近世の絶対主義的権力に抵抗して自由と民主主義を確立したのは、キリスト教的な「真理」に基づく宗教的情熱や、当時の新しい思想や学問に基づく民主主義的高揚だった。その支柱となったのは、権力に操られない自律的な宗教活動・思想的活動・政治運動であった。

だからこそ、権威主義的な権力は自律的思考・組織を嫌って統制しようとする。今や、メディアに続いて、日本を代表するアカデミーが隠然たる圧力の的となっている。学界を屈服させることに成功すれば、次は宗教界にもその刃が向かいかねない。戦前には、屈指の学究が最高学府から追放され、宗教団体も悉(ことごと)く統制下に置かれて、学問的自由・宗教的自由が奪われ、ついには自由そのものがなくなったのである。

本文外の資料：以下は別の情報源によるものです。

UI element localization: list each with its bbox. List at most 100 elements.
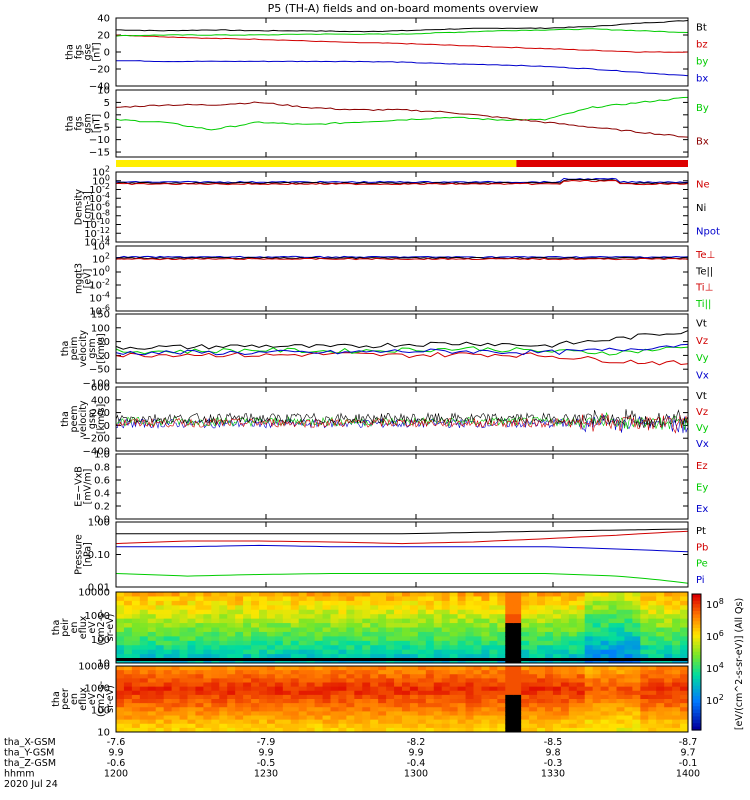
spec-cell	[592, 631, 602, 637]
series-bx	[115, 101, 689, 138]
spec-cell	[648, 690, 657, 696]
spec-cell	[203, 614, 212, 620]
spec-cell	[545, 618, 554, 624]
spec-cell	[576, 670, 586, 675]
spec-cell	[362, 649, 371, 655]
spec-cell	[489, 636, 498, 642]
spec-cell	[632, 699, 641, 704]
spec-cell	[227, 649, 236, 655]
spec-cell	[211, 723, 220, 729]
spec-cell	[171, 719, 181, 725]
spec-cell	[640, 678, 649, 684]
spec-cell	[560, 670, 570, 675]
spec-cell	[433, 719, 443, 725]
spec-cell	[147, 682, 157, 688]
spec-cell	[608, 627, 617, 633]
spec-cell	[640, 699, 649, 704]
spec-cell	[298, 636, 308, 642]
spec-cell	[624, 640, 633, 646]
spec-cell	[394, 640, 403, 646]
spec-cell	[116, 711, 125, 717]
spec-cell	[259, 592, 268, 597]
spec-cell	[632, 690, 641, 696]
spec-cell	[449, 623, 459, 628]
spec-cell	[584, 636, 594, 642]
spec-cell	[433, 703, 443, 708]
spec-cell	[298, 727, 308, 733]
spec-cell	[314, 707, 324, 712]
spec-cell	[282, 649, 292, 655]
spec-cell	[259, 674, 268, 679]
spec-cell	[282, 686, 292, 692]
spec-cell	[600, 723, 610, 729]
spec-cell	[179, 645, 188, 651]
spec-cell	[378, 694, 387, 700]
colorbar-frame	[691, 593, 702, 731]
spec-cell	[632, 703, 641, 708]
spec-cell	[545, 682, 554, 688]
spec-cell	[338, 658, 347, 664]
spec-cell	[386, 605, 395, 611]
spec-cell	[481, 592, 490, 597]
spec-cell	[640, 605, 649, 611]
spec-cell	[473, 674, 482, 679]
spec-cell	[346, 640, 355, 646]
spec-cell	[680, 636, 689, 642]
spec-cell	[600, 640, 610, 646]
spec-cell	[402, 723, 411, 729]
spec-cell	[449, 690, 459, 696]
spec-cell	[274, 707, 284, 712]
spec-cell	[584, 609, 594, 615]
spec-cell	[306, 686, 316, 692]
spec-cell	[290, 658, 300, 664]
spec-cell	[473, 666, 482, 671]
spec-cell	[314, 645, 324, 651]
spec-cell	[425, 609, 435, 615]
spec-cell	[545, 623, 554, 628]
spec-cell	[576, 592, 586, 597]
spec-cell	[545, 600, 554, 606]
spec-cell	[584, 678, 594, 684]
spec-cell	[274, 614, 284, 620]
spec-cell	[227, 609, 236, 615]
spec-cell	[441, 600, 451, 606]
spec-cell	[386, 703, 395, 708]
spec-cell	[465, 649, 474, 655]
spec-cell	[481, 605, 490, 611]
spec-cell	[592, 592, 602, 597]
spec-cell	[433, 715, 443, 721]
spec-cell	[576, 686, 586, 692]
spec-cell	[537, 711, 546, 717]
spec-cell	[370, 627, 379, 633]
spec-cell	[259, 658, 268, 664]
spec-cell	[131, 645, 141, 651]
spec-cell	[505, 674, 514, 679]
spec-cell	[449, 723, 459, 729]
panel-peim-velocity: thapeimvelocitygsm[km/s]150100500−50−100…	[60, 310, 709, 390]
spec-cell	[465, 640, 474, 646]
spec-cell	[259, 645, 268, 651]
spec-cell	[314, 592, 324, 597]
spec-cell	[489, 666, 498, 671]
spec-cell	[545, 592, 554, 597]
spec-cell	[306, 618, 316, 624]
spec-cell	[274, 699, 284, 704]
spec-cell	[147, 727, 157, 733]
footer-value: 9.8	[545, 748, 560, 759]
spec-cell	[560, 719, 570, 725]
spec-cell	[521, 711, 530, 717]
spec-cell	[576, 690, 586, 696]
spec-cell	[378, 707, 387, 712]
spectrogram-peir	[115, 591, 689, 664]
spec-cell	[545, 690, 554, 696]
panel-ylabel: velocity	[78, 400, 89, 438]
spec-cell	[251, 703, 260, 708]
spec-cell	[179, 682, 188, 688]
spec-cell	[362, 682, 371, 688]
spec-cell	[386, 678, 395, 684]
spec-cell	[505, 694, 514, 700]
spec-cell	[251, 686, 260, 692]
spec-cell	[497, 723, 506, 729]
spec-cell	[616, 609, 625, 615]
spec-cell	[179, 640, 188, 646]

宗教的真理であれ学問的真理であれ、真理そのものに立脚する思考や行動、そして団体は、世俗的政治権力の下僕になってはならず、まさに高き「総合的、俯瞰的」観点から逆に政治権力を嚮導(きょうどう)する存在でなければならない。新型コロナウイルス問題では、科学的見地からの適切なアドバイスが感染拡大を阻止すべく権力を導いて人々の健康を守るべきである。こと徳義の問題に関しては、宗教的・倫理的な声が政治権力の腐敗を食い止めてその浄化を促していく必要がある。自律的な学や宗教は、世俗的政治権力を善導するという貴重な使命を担っており、その命運はまさしく一国の興廃を決するのである。

プロフィル

こばやし・まさや 1963年、東京生まれ。東京大学法学部卒。千葉大学大学院人文社会学研究科教授で、専門は政治哲学、公共哲学、比較政治。米・ハーバード大学のマイケル・サンデル教授と親交があり、NHK「ハーバード白熱教室」の解説を務めた。日本での「対話型講義」の第一人者として知られる。著書に『神社と政治』(角川新書)、『人生も仕事も変える「対話力」――日本人に闘うディベートはいらない』(講談社+α新書)、『対話型講義 原発と正義』(光文社新書)、『日本版白熱教室 サンデルにならって正義を考えよう』(文春新書)など。